Le chercheur du CRVI estime que les fabricants devront concentrer leurs efforts à améliorer les systèmes de détection et la capacité d’analyse des robots récolteurs pour se rapprocher du taux de récolte des travailleurs. « Distinguer un légume prêt pour la récolte d’un autre dont la croissance n’est pas achevée demeure un gros défi pour l’intelligence artificielle. Il en va de même pour détecter les légumes dans un champ alors que la végétation est dense », explique-t-il. 

D’autres obstacles limitent par ailleurs la démocratisation de ces technologies, fait valoir Alain N. Rousseau. « Il y a certainement un défi énergétique si les appareils fonctionnent à l’électricité ou au solaire.
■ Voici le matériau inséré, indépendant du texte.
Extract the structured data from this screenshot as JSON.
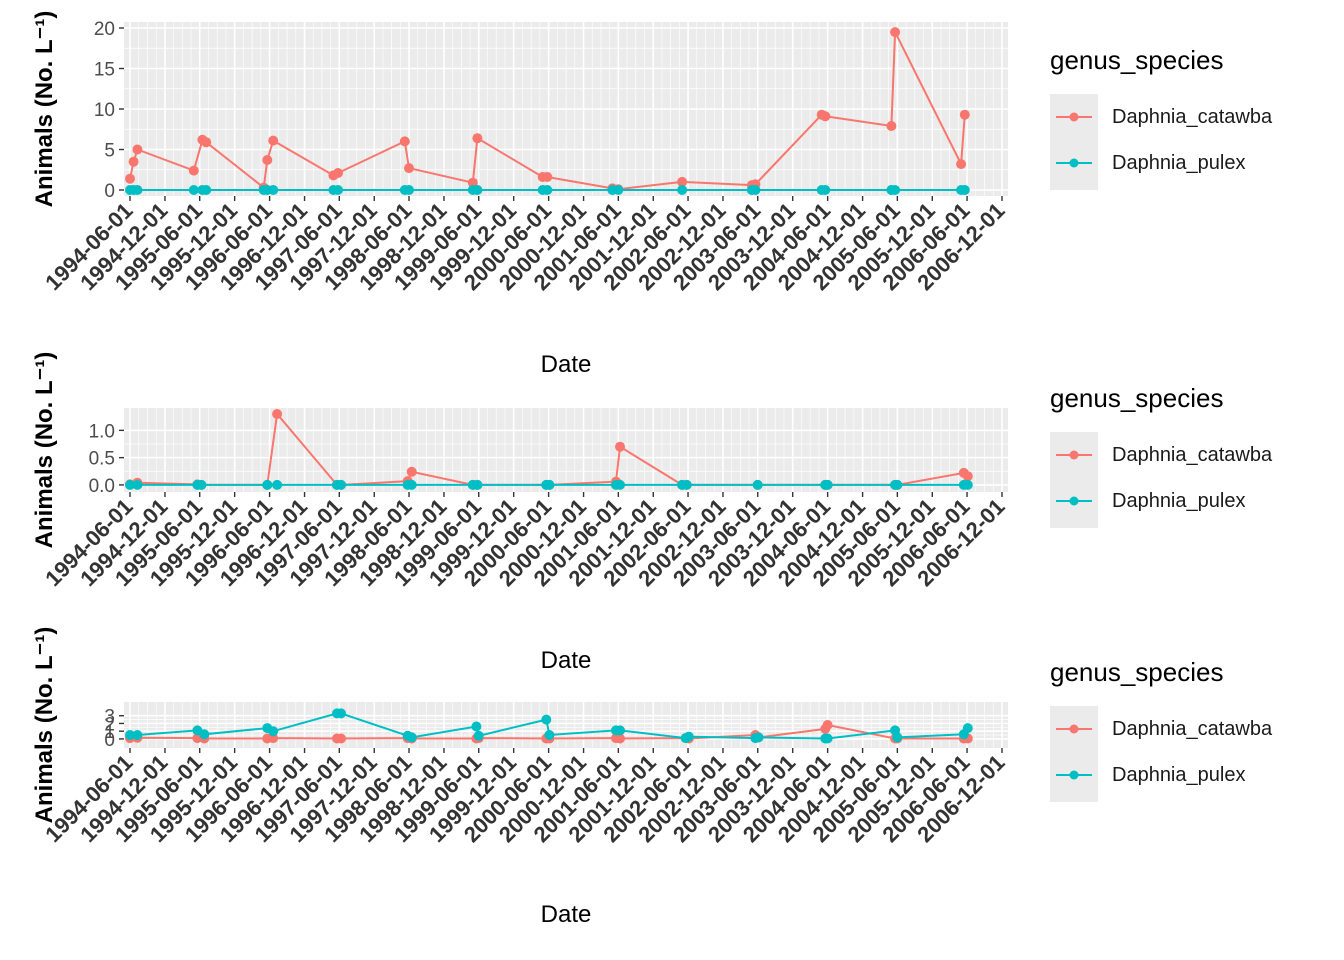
{
  "legend": {
    "title": "genus_species",
    "entries": [
      {
        "name": "Daphnia_catawba",
        "color": "#F8766D"
      },
      {
        "name": "Daphnia_pulex",
        "color": "#00BFC4"
      }
    ]
  },
  "x_tick_labels": [
    "1994-06-01",
    "1994-12-01",
    "1995-06-01",
    "1995-12-01",
    "1996-06-01",
    "1996-12-01",
    "1997-06-01",
    "1997-12-01",
    "1998-06-01",
    "1998-12-01",
    "1999-06-01",
    "1999-12-01",
    "2000-06-01",
    "2000-12-01",
    "2001-06-01",
    "2001-12-01",
    "2002-06-01",
    "2002-12-01",
    "2003-06-01",
    "2003-12-01",
    "2004-06-01",
    "2004-12-01",
    "2005-06-01",
    "2005-12-01",
    "2006-06-01",
    "2006-12-01"
  ],
  "chart_data": [
    {
      "type": "line",
      "xlabel": "Date",
      "ylabel": "Animals (No. L⁻¹)",
      "ylim": [
        0,
        20
      ],
      "yticks": [
        "0",
        "5",
        "10",
        "15",
        "20"
      ],
      "ytick_values": [
        0,
        5,
        10,
        15,
        20
      ],
      "xlim": [
        "1994-06-01",
        "2006-12-01"
      ],
      "grid": true,
      "legend_placement": "right",
      "series": [
        {
          "name": "Daphnia_catawba",
          "color": "#F8766D",
          "x": [
            "1994-06-01",
            "1994-06-20",
            "1994-07-10",
            "1995-05-01",
            "1995-06-15",
            "1995-07-05",
            "1996-05-01",
            "1996-05-20",
            "1996-06-20",
            "1997-05-01",
            "1997-05-25",
            "1998-05-10",
            "1998-06-01",
            "1999-05-01",
            "1999-05-25",
            "2000-05-01",
            "2000-05-25",
            "2001-05-01",
            "2001-06-01",
            "2002-05-01",
            "2003-05-01",
            "2003-05-20",
            "2004-05-01",
            "2004-05-20",
            "2005-05-01",
            "2005-05-20",
            "2006-05-01",
            "2006-05-20"
          ],
          "y": [
            1.4,
            3.5,
            5.0,
            2.4,
            6.2,
            5.9,
            0.3,
            3.7,
            6.1,
            1.8,
            2.1,
            6.0,
            2.7,
            0.9,
            6.4,
            1.6,
            1.6,
            0.2,
            0.1,
            1.0,
            0.6,
            0.7,
            9.3,
            9.1,
            7.9,
            19.5,
            3.2,
            9.3
          ]
        },
        {
          "name": "Daphnia_pulex",
          "color": "#00BFC4",
          "x": [
            "1994-06-01",
            "1994-06-20",
            "1994-07-10",
            "1995-05-01",
            "1995-06-15",
            "1995-07-05",
            "1996-05-01",
            "1996-05-20",
            "1996-06-20",
            "1997-05-01",
            "1997-05-25",
            "1998-05-10",
            "1998-06-01",
            "1999-05-01",
            "1999-05-25",
            "2000-05-01",
            "2000-05-25",
            "2001-05-01",
            "2001-06-01",
            "2002-05-01",
            "2003-05-01",
            "2003-05-20",
            "2004-05-01",
            "2004-05-20",
            "2005-05-01",
            "2005-05-20",
            "2006-05-01",
            "2006-05-20"
          ],
          "y": [
            0,
            0,
            0,
            0,
            0,
            0,
            0,
            0,
            0,
            0,
            0,
            0,
            0,
            0,
            0,
            0,
            0,
            0,
            0,
            0,
            0,
            0,
            0,
            0,
            0,
            0,
            0,
            0
          ]
        }
      ]
    },
    {
      "type": "line",
      "xlabel": "Date",
      "ylabel": "Animals (No. L⁻¹)",
      "ylim": [
        -0.02,
        1.3
      ],
      "yticks": [
        "0.0",
        "0.5",
        "1.0"
      ],
      "ytick_values": [
        0,
        0.5,
        1.0
      ],
      "xlim": [
        "1994-06-01",
        "2006-12-01"
      ],
      "grid": true,
      "legend_placement": "right",
      "series": [
        {
          "name": "Daphnia_catawba",
          "color": "#F8766D",
          "x": [
            "1994-06-01",
            "1994-07-10",
            "1995-05-20",
            "1995-06-10",
            "1996-05-20",
            "1996-07-10",
            "1997-05-20",
            "1997-06-10",
            "1998-05-25",
            "1998-06-15",
            "1999-05-01",
            "1999-05-25",
            "2000-05-20",
            "2000-06-05",
            "2001-05-20",
            "2001-06-10",
            "2002-05-01",
            "2002-05-25",
            "2003-06-01",
            "2004-05-20",
            "2004-06-01",
            "2005-05-20",
            "2005-06-01",
            "2006-05-15",
            "2006-06-05"
          ],
          "y": [
            0.01,
            0.04,
            0.01,
            0.0,
            0.0,
            1.3,
            0.0,
            0.0,
            0.07,
            0.24,
            0.0,
            0.0,
            0.0,
            0.0,
            0.06,
            0.7,
            0.0,
            0.0,
            0.0,
            0.0,
            0.0,
            0.0,
            0.0,
            0.22,
            0.16
          ]
        },
        {
          "name": "Daphnia_pulex",
          "color": "#00BFC4",
          "x": [
            "1994-06-01",
            "1994-07-10",
            "1995-05-20",
            "1995-06-10",
            "1996-05-20",
            "1996-07-10",
            "1997-05-20",
            "1997-06-10",
            "1998-05-25",
            "1998-06-15",
            "1999-05-01",
            "1999-05-25",
            "2000-05-20",
            "2000-06-05",
            "2001-05-20",
            "2001-06-10",
            "2002-05-01",
            "2002-05-25",
            "2003-06-01",
            "2004-05-20",
            "2004-06-01",
            "2005-05-20",
            "2005-06-01",
            "2006-05-15",
            "2006-06-05"
          ],
          "y": [
            0,
            0,
            0,
            0,
            0,
            0,
            0,
            0,
            0,
            0,
            0,
            0,
            0,
            0,
            0,
            0,
            0,
            0,
            0,
            0,
            0,
            0,
            0,
            0,
            0
          ]
        }
      ]
    },
    {
      "type": "line",
      "xlabel": "Date",
      "ylabel": "Animals (No. L⁻¹)",
      "ylim": [
        -0.4,
        4.0
      ],
      "yticks": [
        "0",
        "1",
        "2",
        "3"
      ],
      "ytick_values": [
        0,
        1,
        2,
        3
      ],
      "xlim": [
        "1994-06-01",
        "2006-12-01"
      ],
      "grid": true,
      "legend_placement": "right",
      "series": [
        {
          "name": "Daphnia_catawba",
          "color": "#F8766D",
          "x": [
            "1994-06-01",
            "1994-07-10",
            "1995-05-20",
            "1995-06-25",
            "1996-05-20",
            "1996-06-20",
            "1997-05-20",
            "1997-06-10",
            "1998-05-25",
            "1998-06-15",
            "1999-05-20",
            "1999-06-01",
            "2000-05-20",
            "2000-06-05",
            "2001-05-20",
            "2001-06-10",
            "2002-05-20",
            "2002-06-05",
            "2003-05-20",
            "2003-06-05",
            "2004-05-20",
            "2004-06-01",
            "2005-05-20",
            "2005-06-01",
            "2006-05-15",
            "2006-06-05"
          ],
          "y": [
            0.1,
            0.15,
            0.1,
            0.05,
            0.05,
            0.1,
            0.05,
            0.05,
            0.1,
            0.05,
            0.05,
            0.1,
            0.05,
            0.05,
            0.1,
            0.05,
            0.1,
            0.05,
            0.5,
            0.2,
            1.3,
            1.8,
            0.05,
            0.05,
            0.05,
            0.05
          ]
        },
        {
          "name": "Daphnia_pulex",
          "color": "#00BFC4",
          "x": [
            "1994-06-01",
            "1994-07-10",
            "1995-05-20",
            "1995-06-25",
            "1996-05-20",
            "1996-06-20",
            "1997-05-20",
            "1997-06-10",
            "1998-05-25",
            "1998-06-15",
            "1999-05-20",
            "1999-06-01",
            "2000-05-20",
            "2000-06-05",
            "2001-05-20",
            "2001-06-10",
            "2002-05-20",
            "2002-06-05",
            "2003-05-20",
            "2003-06-05",
            "2004-05-20",
            "2004-06-01",
            "2005-05-20",
            "2005-06-01",
            "2006-05-15",
            "2006-06-05"
          ],
          "y": [
            0.5,
            0.5,
            1.1,
            0.6,
            1.4,
            1.0,
            3.3,
            3.3,
            0.4,
            0.2,
            1.6,
            0.4,
            2.5,
            0.5,
            1.1,
            1.1,
            0.1,
            0.3,
            0.1,
            0.2,
            0.05,
            0.05,
            1.1,
            0.2,
            0.6,
            1.4
          ]
        }
      ]
    }
  ]
}
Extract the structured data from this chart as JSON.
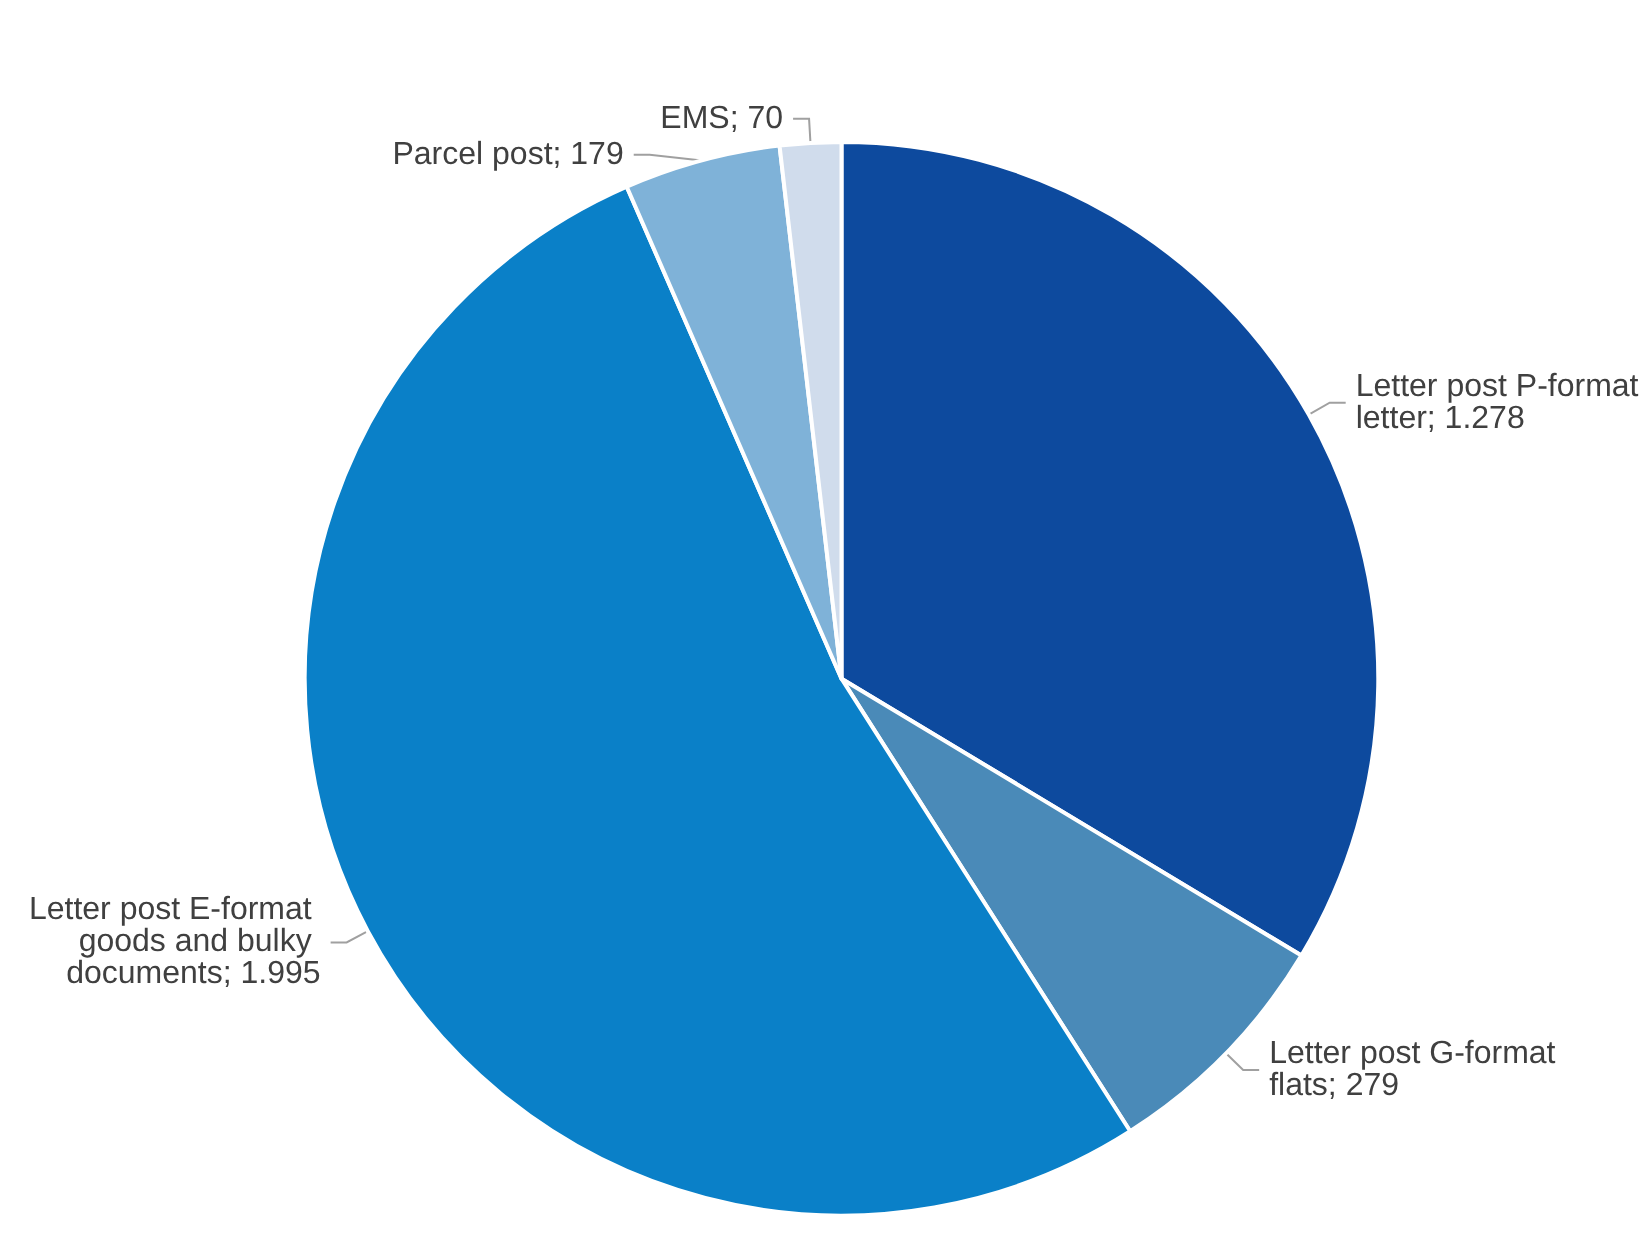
{
  "chart_data": {
    "type": "pie",
    "categories": [
      "Letter post P-format letter",
      "Letter post G-format flats",
      "Letter post E-format goods and bulky documents",
      "Parcel post",
      "EMS"
    ],
    "values": [
      1278,
      279,
      1995,
      179,
      70
    ],
    "value_labels": [
      "1.278",
      "279",
      "1.995",
      "179",
      "70"
    ],
    "colors": [
      "#0d4a9e",
      "#4a8ab8",
      "#0a80c8",
      "#7fb2d8",
      "#d0dcec"
    ],
    "legend": false
  }
}
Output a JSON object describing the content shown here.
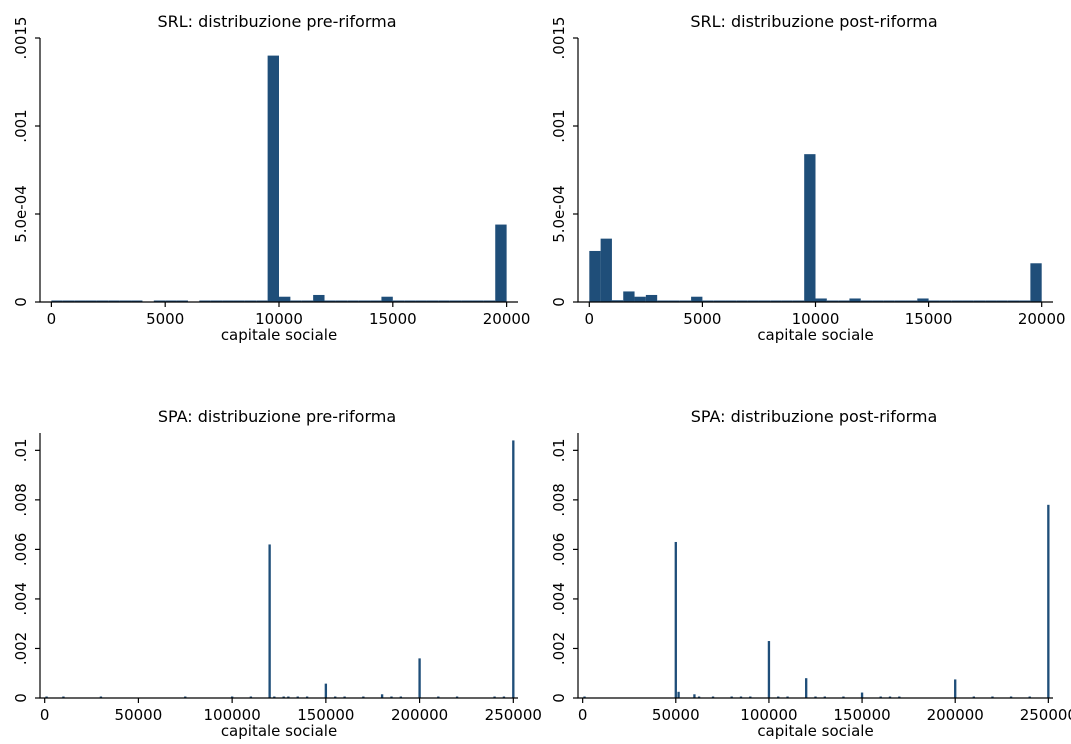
{
  "colors": {
    "bar": "#1f4e79",
    "axis": "#000000",
    "background": "#ffffff"
  },
  "chart_data": [
    {
      "type": "bar",
      "title": "SRL: distribuzione pre-riforma",
      "xlabel": "capitale sociale",
      "ylabel": "",
      "xlim": [
        -500,
        20500
      ],
      "ylim": [
        0,
        0.0015
      ],
      "x_ticks": [
        0,
        5000,
        10000,
        15000,
        20000
      ],
      "x_tick_labels": [
        "0",
        "5000",
        "10000",
        "15000",
        "20000"
      ],
      "y_ticks": [
        0,
        0.0005,
        0.001,
        0.0015
      ],
      "y_tick_labels": [
        "0",
        "5.0e-04",
        ".001",
        ".0015"
      ],
      "bar_width": 500,
      "x": [
        250,
        750,
        1250,
        1750,
        2250,
        2750,
        3250,
        3750,
        4750,
        5250,
        5750,
        6750,
        7250,
        7750,
        8250,
        8750,
        9250,
        9750,
        10250,
        10750,
        11250,
        11750,
        12250,
        12750,
        13250,
        13750,
        14250,
        14750,
        15250,
        15750,
        16250,
        16750,
        17250,
        17750,
        18250,
        18750,
        19250,
        19750
      ],
      "values": [
        5e-06,
        5e-06,
        5e-06,
        5e-06,
        5e-06,
        5e-06,
        5e-06,
        5e-06,
        5e-06,
        5e-06,
        5e-06,
        5e-06,
        5e-06,
        5e-06,
        5e-06,
        5e-06,
        5e-06,
        0.0014,
        3e-05,
        5e-06,
        5e-06,
        4e-05,
        5e-06,
        5e-06,
        5e-06,
        5e-06,
        5e-06,
        3e-05,
        5e-06,
        5e-06,
        5e-06,
        5e-06,
        5e-06,
        5e-06,
        5e-06,
        5e-06,
        5e-06,
        0.00044
      ],
      "grid": false,
      "legend": "none"
    },
    {
      "type": "bar",
      "title": "SRL: distribuzione post-riforma",
      "xlabel": "capitale sociale",
      "ylabel": "",
      "xlim": [
        -500,
        20500
      ],
      "ylim": [
        0,
        0.0015
      ],
      "x_ticks": [
        0,
        5000,
        10000,
        15000,
        20000
      ],
      "x_tick_labels": [
        "0",
        "5000",
        "10000",
        "15000",
        "20000"
      ],
      "y_ticks": [
        0,
        0.0005,
        0.001,
        0.0015
      ],
      "y_tick_labels": [
        "0",
        "5.0e-04",
        ".001",
        ".0015"
      ],
      "bar_width": 500,
      "x": [
        250,
        750,
        1250,
        1750,
        2250,
        2750,
        3250,
        3750,
        4250,
        4750,
        5250,
        5750,
        6250,
        6750,
        7250,
        7750,
        8250,
        8750,
        9250,
        9750,
        10250,
        10750,
        11250,
        11750,
        12250,
        12750,
        13250,
        13750,
        14250,
        14750,
        15250,
        15750,
        16250,
        16750,
        17250,
        17750,
        18250,
        18750,
        19250,
        19750
      ],
      "values": [
        0.00029,
        0.00036,
        1e-05,
        6e-05,
        3e-05,
        4e-05,
        5e-06,
        5e-06,
        5e-06,
        3e-05,
        5e-06,
        5e-06,
        5e-06,
        5e-06,
        5e-06,
        5e-06,
        5e-06,
        5e-06,
        5e-06,
        0.00084,
        2e-05,
        5e-06,
        5e-06,
        2e-05,
        5e-06,
        5e-06,
        5e-06,
        5e-06,
        5e-06,
        2e-05,
        5e-06,
        5e-06,
        5e-06,
        5e-06,
        5e-06,
        5e-06,
        5e-06,
        5e-06,
        5e-06,
        0.00022
      ],
      "grid": false,
      "legend": "none"
    },
    {
      "type": "bar",
      "title": "SPA: distribuzione pre-riforma",
      "xlabel": "capitale sociale",
      "ylabel": "",
      "xlim": [
        -2500,
        252500
      ],
      "ylim": [
        0,
        0.0107
      ],
      "x_ticks": [
        0,
        50000,
        100000,
        150000,
        200000,
        250000
      ],
      "x_tick_labels": [
        "0",
        "50000",
        "100000",
        "150000",
        "200000",
        "250000"
      ],
      "y_ticks": [
        0,
        0.002,
        0.004,
        0.006,
        0.008,
        0.01
      ],
      "y_tick_labels": [
        "0",
        ".002",
        ".004",
        ".006",
        ".008",
        ".01"
      ],
      "bar_width": 1250,
      "x": [
        1000,
        10000,
        30000,
        75000,
        100000,
        110000,
        120000,
        122500,
        127500,
        130000,
        135000,
        140000,
        150000,
        155000,
        160000,
        170000,
        180000,
        185000,
        190000,
        200000,
        210000,
        220000,
        240000,
        245000,
        250000
      ],
      "values": [
        4e-05,
        4e-05,
        3e-05,
        3e-05,
        4e-05,
        4e-05,
        0.0062,
        5e-05,
        4e-05,
        4e-05,
        4e-05,
        4e-05,
        0.00058,
        4e-05,
        5e-05,
        4e-05,
        0.00015,
        4e-05,
        4e-05,
        0.0016,
        4e-05,
        4e-05,
        5e-05,
        4e-05,
        0.0104
      ],
      "grid": false,
      "legend": "none"
    },
    {
      "type": "bar",
      "title": "SPA: distribuzione post-riforma",
      "xlabel": "capitale sociale",
      "ylabel": "",
      "xlim": [
        -2500,
        252500
      ],
      "ylim": [
        0,
        0.0107
      ],
      "x_ticks": [
        0,
        50000,
        100000,
        150000,
        200000,
        250000
      ],
      "x_tick_labels": [
        "0",
        "50000",
        "100000",
        "150000",
        "200000",
        "250000"
      ],
      "y_ticks": [
        0,
        0.002,
        0.004,
        0.006,
        0.008,
        0.01
      ],
      "y_tick_labels": [
        "0",
        ".002",
        ".004",
        ".006",
        ".008",
        ".01"
      ],
      "bar_width": 1250,
      "x": [
        1000,
        50000,
        51500,
        60000,
        62500,
        70000,
        80000,
        85000,
        90000,
        100000,
        105000,
        110000,
        120000,
        125000,
        130000,
        140000,
        150000,
        160000,
        165000,
        170000,
        200000,
        210000,
        220000,
        230000,
        240000,
        250000
      ],
      "values": [
        4e-05,
        0.0063,
        0.00025,
        0.00015,
        5e-05,
        4e-05,
        4e-05,
        4e-05,
        4e-05,
        0.0023,
        4e-05,
        4e-05,
        0.0008,
        4e-05,
        4e-05,
        4e-05,
        0.00022,
        4e-05,
        4e-05,
        4e-05,
        0.00075,
        4e-05,
        4e-05,
        4e-05,
        4e-05,
        0.0078
      ],
      "grid": false,
      "legend": "none"
    }
  ]
}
Leur batterie a-t-elle une autonomie suffisante pour faire de longues journées de travail? Aussi, il faut s’assurer que le réseau sans fil soit assez développé en région pour que l’information circule entre la machine et le producteur. »

Par ailleurs, le chercheur de l’INRS pense qu’éliminer les barrières à l’exploitation et au partage des données collectées par les différents robots permettrait d’accélérer les progrès dans le domaine. « Qui possède les données? Il faudrait régler cette question. Présentement, ça varie d’un fabricant à l’autre selon le contrat avec le producteur, mais il y a tout un dilemme, car au final, ce sont grâce aux données produites dans le champ d’un producteur que le fabricant peut développer et améliorer ses produits. Aussi, il faudrait que les différentes technologies puissent communiquer entre elles. »


Selon Mathieu Goulet, qui participe au développement du robot québécois SAMI, la robotisation dans les productions horticoles est encore dans une phase de « prototypage », surtout en ce qui concerne les récolteuses.

Selon Mathieu Goulet, qui participe au développement du robot québécois SAMI, la robotisation dans les productions horticoles est encore dans une phase de « prototypage », surtout en ce qui concerne les récolteuses.

Un monde de possibilités avec la vision industrielle

La robotisation dans les productions horticoles ne se limitera pas à l’élimination des opérations répétitives pour les travailleurs, explique Badr Bouziane, expert en vision industrielle au CRVI et conférencier aux Journées horticoles et grandes cultures. « L’utilisation du trio technologique vision, intelligence artificielle et robotique nous ouvre plusieurs portes. (…) Divers projets en cours emploient l’imagerie hyperspectrale pour faire le tri des fruits et légumes prêts à la cueillette, la détection de maladies et de carences et l’évaluation du stress hydrique. » Enfin, la lecture des ondes térahertz – la même technologie qui sert au fonctionnement des scanneurs dans les aéroports – permettrait éventuellement à un robot de détecter des légumes même lorsqu’ils sont dissimulés par la végétation. « Cependant, beaucoup de recherche reste à accomplir dans ce domaine », tempère-t-il.